When the truth spread, the mood of the village shifted.
A monument solely for the Hokage.
A symbol of unity.
A reminder that Hashirama himself was not claiming the role—he was honoring the role.
Deliberately excluding any other clan leaders or political figures.
A quiet declaration:
"I do not seek the Hokage seat."
Relief swept through Konoha like wind through tall grass.
The clans loosened their guarded posture.
Tension shimmered away.
And under the sculptor's skilled hands, the first great face emerged from the stone:
Amamiya Raizen.
The First Hokage.
Even unfinished, it radiated strength.
People stopped to stare.
Some smiled.
Some bowed.
Many who resisted believing Raizen dead now felt their hope crack.
A month and a half had passed.
Search teams returned with empty hands.
The monument only deepened the feeling that Konoha's founding father was truly gone.
But Hashirama knew the truth wasn't finished.

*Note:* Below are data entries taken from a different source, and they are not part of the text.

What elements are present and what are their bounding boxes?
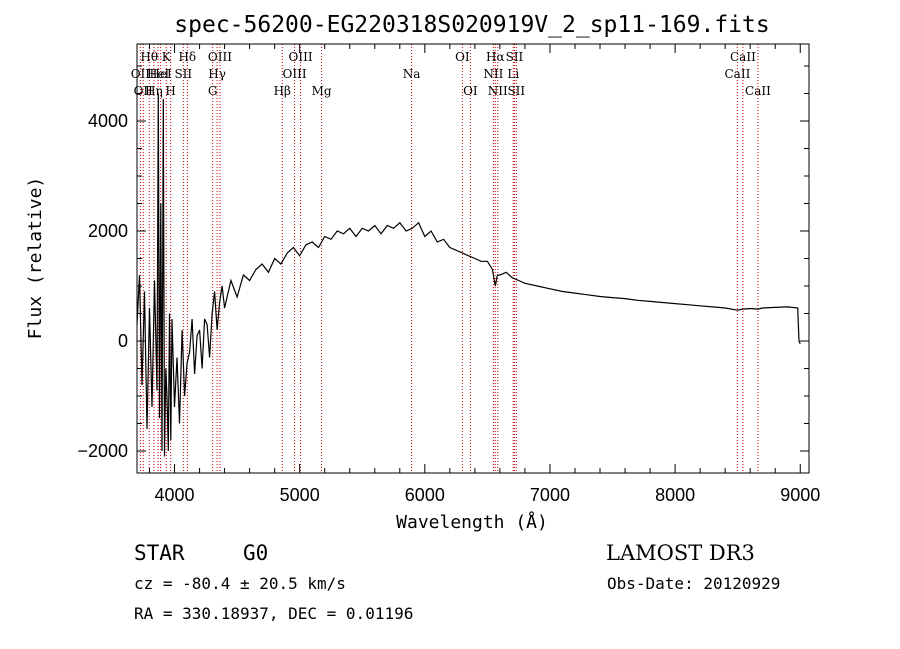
emission-line-label: CaII (730, 50, 756, 64)
y-tick-label: 0 (118, 331, 128, 351)
chart-title: spec-56200-EG220318S020919V_2_sp11-169.f… (174, 12, 769, 38)
emission-line-label: SII (506, 50, 524, 64)
emission-line-label: OIII (208, 50, 232, 64)
emission-line-label: OI (463, 84, 478, 98)
emission-line-label: H (165, 84, 175, 98)
emission-line-label: Li (507, 67, 519, 81)
subclass: G0 (243, 541, 269, 565)
object-class: STAR (134, 541, 185, 565)
emission-line-label: Hβ (274, 84, 291, 98)
emission-line-label: OI (455, 50, 470, 64)
emission-line-label: NII (488, 84, 508, 98)
emission-line-label: CaII (745, 84, 771, 98)
x-axis-label: Wavelength (Å) (396, 511, 548, 533)
spectrum-plot (136, 93, 801, 457)
spectrum-series-line (136, 93, 801, 457)
x-tick-label: 8000 (655, 485, 695, 505)
y-tick-label: −2000 (77, 441, 128, 461)
emission-line-label: OII (131, 67, 151, 81)
emission-line-label: OIII (283, 67, 307, 81)
emission-line-label: HeI (149, 67, 172, 81)
emission-line-label: Mg (312, 84, 332, 98)
emission-line-label: NII (483, 67, 503, 81)
x-tick-label: 7000 (530, 485, 570, 505)
emission-line-label: HeI (147, 67, 170, 81)
plot-frame (136, 43, 810, 474)
emission-line-label: SII (174, 67, 192, 81)
observation-date: Obs-Date: 20120929 (607, 574, 781, 593)
coordinates: RA = 330.18937, DEC = 0.01196 (134, 604, 414, 623)
emission-line-label: G (208, 84, 218, 98)
y-tick-label: 2000 (88, 221, 128, 241)
emission-line-label: Hθ (140, 50, 158, 64)
redshift-velocity: cz = -80.4 ± 20.5 km/s (134, 574, 346, 593)
y-axis-ticks: −2000 0 2000 4000 (77, 65, 809, 461)
emission-line-label: CaII (725, 67, 751, 81)
x-axis-ticks: 4000 5000 6000 7000 8000 9000 (149, 44, 820, 505)
y-tick-label: 4000 (88, 111, 128, 131)
emission-line-label: Hγ (208, 67, 226, 81)
emission-line-label: Na (403, 67, 421, 81)
emission-line-labels: OIIOIIHθHηHeIHeIKHSIIHδGHγOIIIHβOIIIOIII… (131, 50, 771, 98)
emission-line-label: Hη (145, 84, 163, 98)
emission-line-label: OIII (289, 50, 313, 64)
survey-name: LAMOST DR3 (606, 541, 755, 565)
emission-line-label: K (162, 50, 172, 64)
emission-line-label: SII (507, 84, 525, 98)
y-axis-label: Flux (relative) (25, 177, 46, 340)
emission-line-label: OII (134, 84, 154, 98)
emission-line-markers (139, 44, 759, 473)
x-tick-label: 4000 (155, 485, 195, 505)
x-tick-label: 5000 (280, 485, 320, 505)
emission-line-label: Hα (486, 50, 505, 64)
x-tick-label: 9000 (780, 485, 820, 505)
x-tick-label: 6000 (405, 485, 445, 505)
emission-line-label: Hδ (178, 50, 196, 64)
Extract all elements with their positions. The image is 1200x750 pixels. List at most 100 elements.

Because as craftsmen worked the cliff, three worlds were already shifting.
Hashirama descended toward the dungeon—to speak to his imprisoned brother.
Uchiha Madara stood alone in a field of white snow, fingertip brushing faint lingering chakra.
And somewhere far beyond, disguised among ordinary travelers…
Raizen walked the earth again, tracking the trail of the Ōtsutsuki threat in silence.
The storm of history was finally unfolding.